Ask For Police Assistance In Securing Your Home
If your house was only partially burned, that means some of your belongings could still be intact.
With you staying elsewhere for the next few days at the very least, your home could become a very attractive target for burglars or looters.
You also run the risk of coming home to the sight of squatters in your living room, drawn by your conspicuous absence from the premises.
Contact the police, who can lend some assistance in securing your home for the days that you’re not there.
Document All Fire Damage
When it’s safe to enter your home, document all the fire damage. Proper documentation is extremely important for insurance purposes, so take photos and videos of charred walls, collapsed ceilings, and any other evidence of the fire.
Call Your Utility Providers
In all likelihood, you never had the time or opportunity to switch your gas or electrical mains off at the onset of the fire that hit your home.

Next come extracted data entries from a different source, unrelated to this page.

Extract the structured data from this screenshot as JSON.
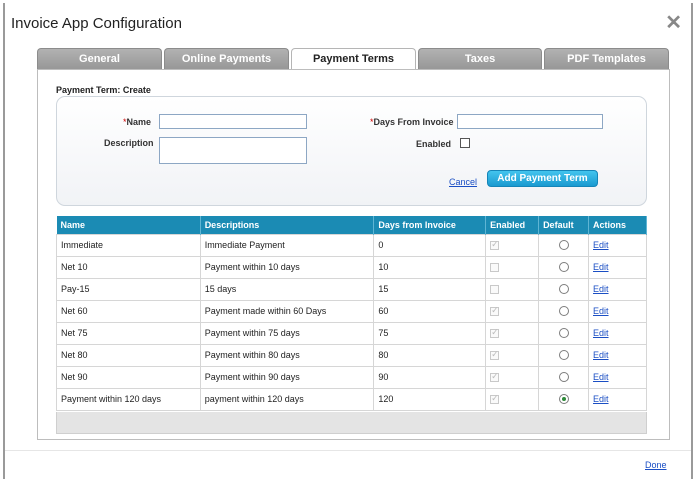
{
  "dialog": {
    "title": "Invoice App Configuration",
    "close_icon": "close-icon",
    "done_label": "Done"
  },
  "tabs": [
    {
      "label": "General",
      "active": false
    },
    {
      "label": "Online Payments",
      "active": false
    },
    {
      "label": "Payment Terms",
      "active": true
    },
    {
      "label": "Taxes",
      "active": false
    },
    {
      "label": "PDF Templates",
      "active": false
    }
  ],
  "form": {
    "section_title": "Payment Term: Create",
    "name_required_mark": "*",
    "name_label": "Name",
    "name_value": "",
    "description_label": "Description",
    "description_value": "",
    "days_required_mark": "*",
    "days_label": "Days From Invoice",
    "days_value": "",
    "enabled_label": "Enabled",
    "enabled_checked": false,
    "cancel_label": "Cancel",
    "add_label": "Add Payment Term"
  },
  "table": {
    "headers": [
      "Name",
      "Descriptions",
      "Days from Invoice",
      "Enabled",
      "Default",
      "Actions"
    ],
    "rows": [
      {
        "name": "Immediate",
        "description": "Immediate Payment",
        "days": "0",
        "enabled": true,
        "default": false,
        "action": "Edit"
      },
      {
        "name": "Net 10",
        "description": "Payment within 10 days",
        "days": "10",
        "enabled": false,
        "default": false,
        "action": "Edit"
      },
      {
        "name": "Pay-15",
        "description": "15 days",
        "days": "15",
        "enabled": false,
        "default": false,
        "action": "Edit"
      },
      {
        "name": "Net 60",
        "description": "Payment made within 60 Days",
        "days": "60",
        "enabled": true,
        "default": false,
        "action": "Edit"
      },
      {
        "name": "Net 75",
        "description": "Payment within 75 days",
        "days": "75",
        "enabled": true,
        "default": false,
        "action": "Edit"
      },
      {
        "name": "Net 80",
        "description": "Payment within 80 days",
        "days": "80",
        "enabled": true,
        "default": false,
        "action": "Edit"
      },
      {
        "name": "Net 90",
        "description": "Payment within 90 days",
        "days": "90",
        "enabled": true,
        "default": false,
        "action": "Edit"
      },
      {
        "name": "Payment within 120 days",
        "description": "payment within 120 days",
        "days": "120",
        "enabled": true,
        "default": true,
        "action": "Edit"
      }
    ]
  },
  "colors": {
    "header_bg": "#1b8bb4",
    "button_bg": "#1a9ad0",
    "tab_inactive": "#a4a4a4",
    "link": "#1a4ec4",
    "radio_selected": "#2e8b3a"
  }
}
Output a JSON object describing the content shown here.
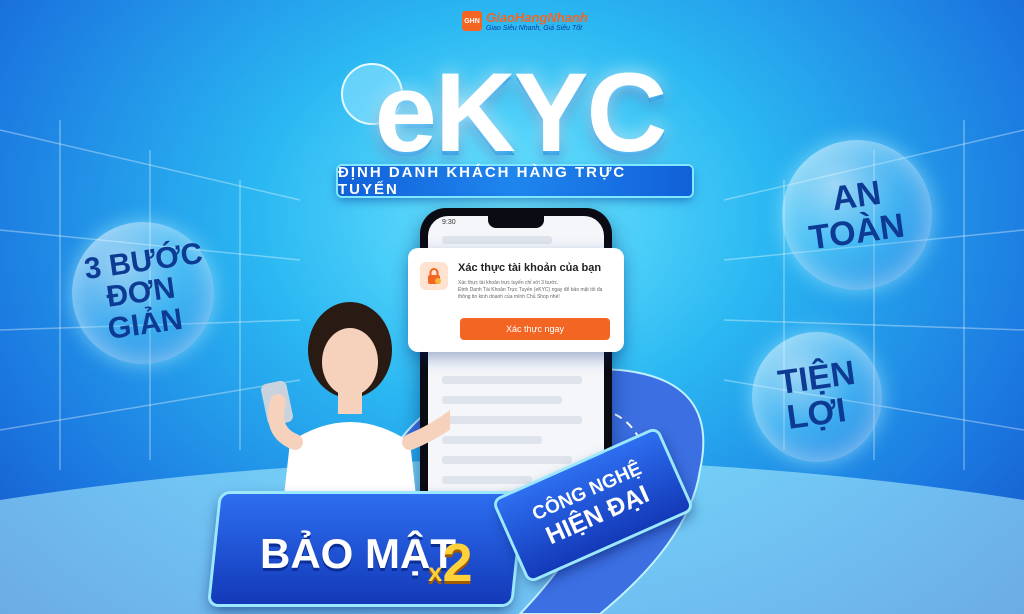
{
  "brand": {
    "logo_mark": "GHN",
    "name": "GiaoHangNhanh",
    "tagline": "Giao Siêu Nhanh, Giá Siêu Tốt"
  },
  "headline": {
    "title": "eKYC",
    "subtitle": "ĐỊNH DANH KHÁCH HÀNG TRỰC TUYẾN"
  },
  "bubbles": [
    {
      "line1": "3 BƯỚC",
      "line2": "ĐƠN GIẢN"
    },
    {
      "line1": "AN",
      "line2": "TOÀN"
    },
    {
      "line1": "TIỆN",
      "line2": "LỢI"
    }
  ],
  "phone": {
    "status_time": "9:30"
  },
  "card": {
    "icon": "lock-shield-icon",
    "title": "Xác thực tài khoản của bạn",
    "desc1": "Xác thực tài khoản trực tuyến chỉ với 3 bước.",
    "desc2": "Định Danh Tài Khoản Trực Tuyến (eKYC) ngay để bảo mật tối đa thông tin kinh doanh của mình Chủ Shop nhé!",
    "button": "Xác thực ngay"
  },
  "banners": {
    "security": "BẢO MẬT",
    "multiplier_x": "x",
    "multiplier_n": "2",
    "tech_line1": "CÔNG NGHỆ",
    "tech_line2": "HIỆN ĐẠI"
  },
  "colors": {
    "brand_orange": "#f26522",
    "deep_blue": "#0d3a92",
    "accent_yellow": "#ffd13b"
  }
}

In any case, firefighters will be doing that as they put out the fire, you still need to call your utility providers and inform them of what happened.
Wait for word from the fire department if it’s safe to turn on the gas and electricity. Under no circumstances should you switch them on without their say-so.
Contact A Fire Damage Restoration Company
While you can always personally take on the gargantuan tasks of cleaning up the fire damage to your home and restoring it to the way it was before the fire hit, it would still be best to leave them all in the hands of professional fire damage restoration specialists.
A fire damage restoration company is staffed by well-trained, extensively-experienced, and well-equipped technicians who know every technique necessary to perform excellent fire damage cleanup and restoration. By the time they’re done, you can be sure that your home will look like a fire that never hit it at all.